Sociedade | 24-08-2019 15:00

Criança desaparecida em VFX regressou a casa de táxi

Criança desaparecida em VFX regressou a casa de táxi

Menina de 11 anos esteve ausente em parte incerta durante dois dias.

A Polícia Judiciária (PJ) está a investigar a pente fino todos os contornos do estranho desaparecimento de uma criança de 11 anos da casa onde vivia com a mãe em Povos, Vila Franca de Xira, e os agentes não descartam a hipótese do envolvimento de algum familiar. A criança esteve ausente em parte incerta durante dois dias e regressou a casa de táxi, sozinha, no final de sábado, 17 de Agosto.

Os contornos do caso estão envoltos em mistério e no bairro poucos são os que aceitam falar sobre o assunto, embora poucas horas depois do desaparecimento a maioria acreditasse que a criança acabaria por regressar a casa, o que veio a acontecer.

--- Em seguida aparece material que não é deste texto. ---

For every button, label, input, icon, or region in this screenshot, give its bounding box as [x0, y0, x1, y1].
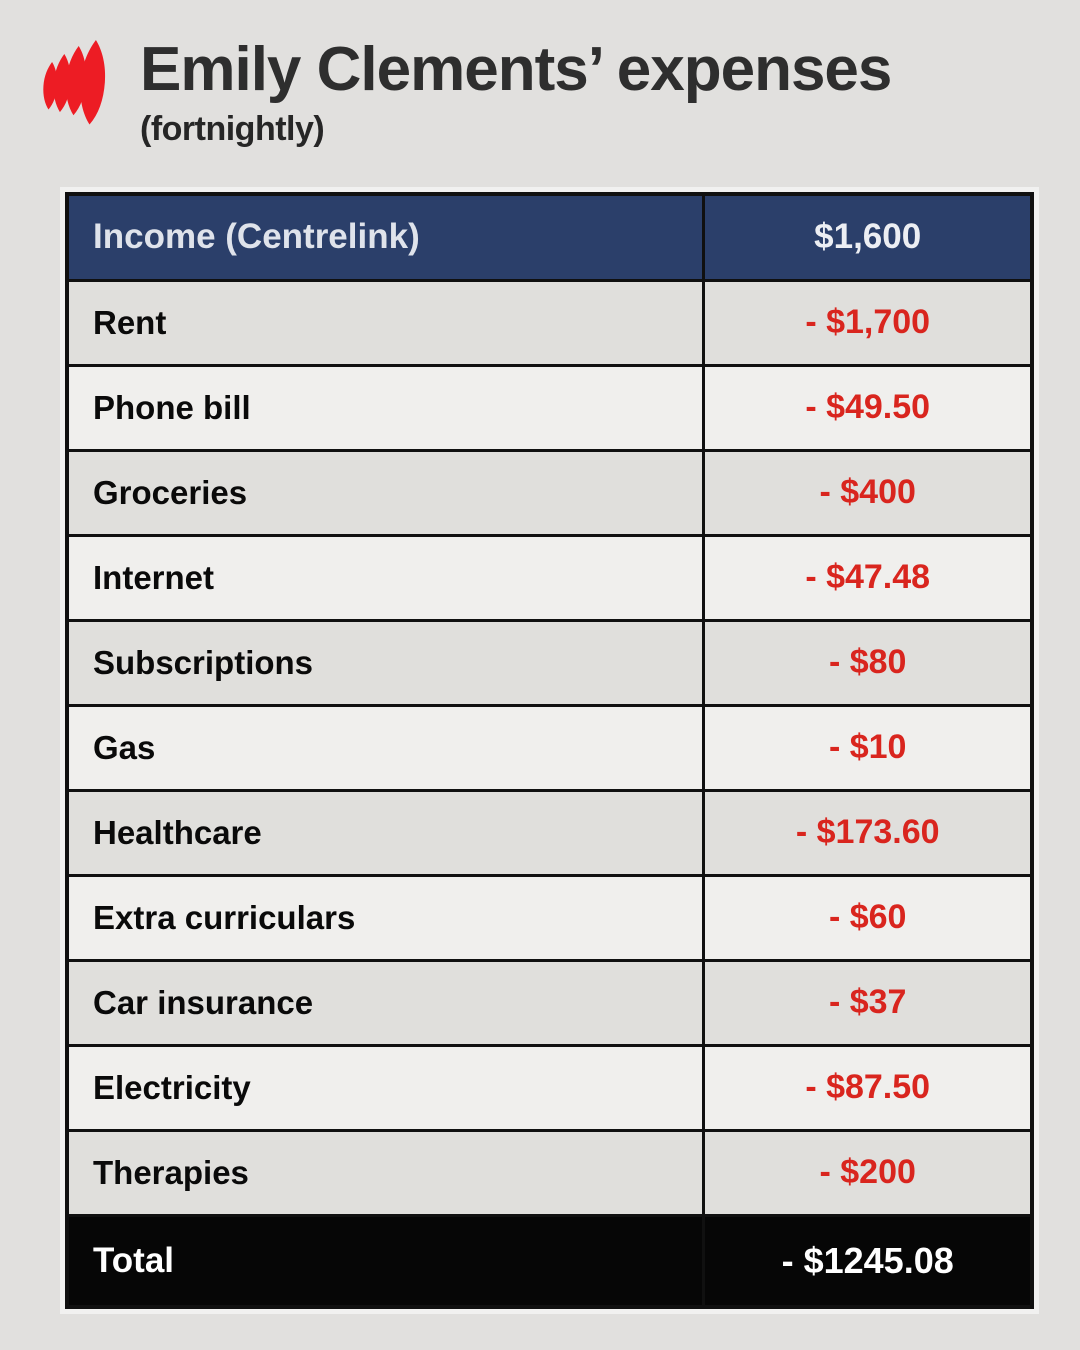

Os pais recusam falar do assunto, limitando-se a dizer que a menor apareceu bem de saúde. O MIRANTE falou com moradores do bairro mas também aí existe um pacto de silêncio. A PJ está a tentar descobrir se há motivações criminosas no caso ou se o desaparecimento temporário de Maria Pereira resultou de alguma desavença no contexto familiar.

O que parecia um caso de bairro tornou-se notícia nacional depois do assunto ter extravasado para as redes sociais com apelos de amigos para encontrar a criança. A menor apareceria dois dias depois, bem de saúde, já depois da exposição mediática do caso e de os pais terem sido ouvidos pela PJ. O taxista só deixou a menor sair do carro depois de confirmar a identidade do pai. A Judiciária foi informada de toda a situação.

“Nunca ela poderia sair de casa sem ser com alguém que conhecesse bem”, conta fonte próxima da família. “O importante é que está bem e já fizeram várias análises que confirmam isso mesmo mas queremos que a polícia encontre quem fez isto”, refere a mesma fonte.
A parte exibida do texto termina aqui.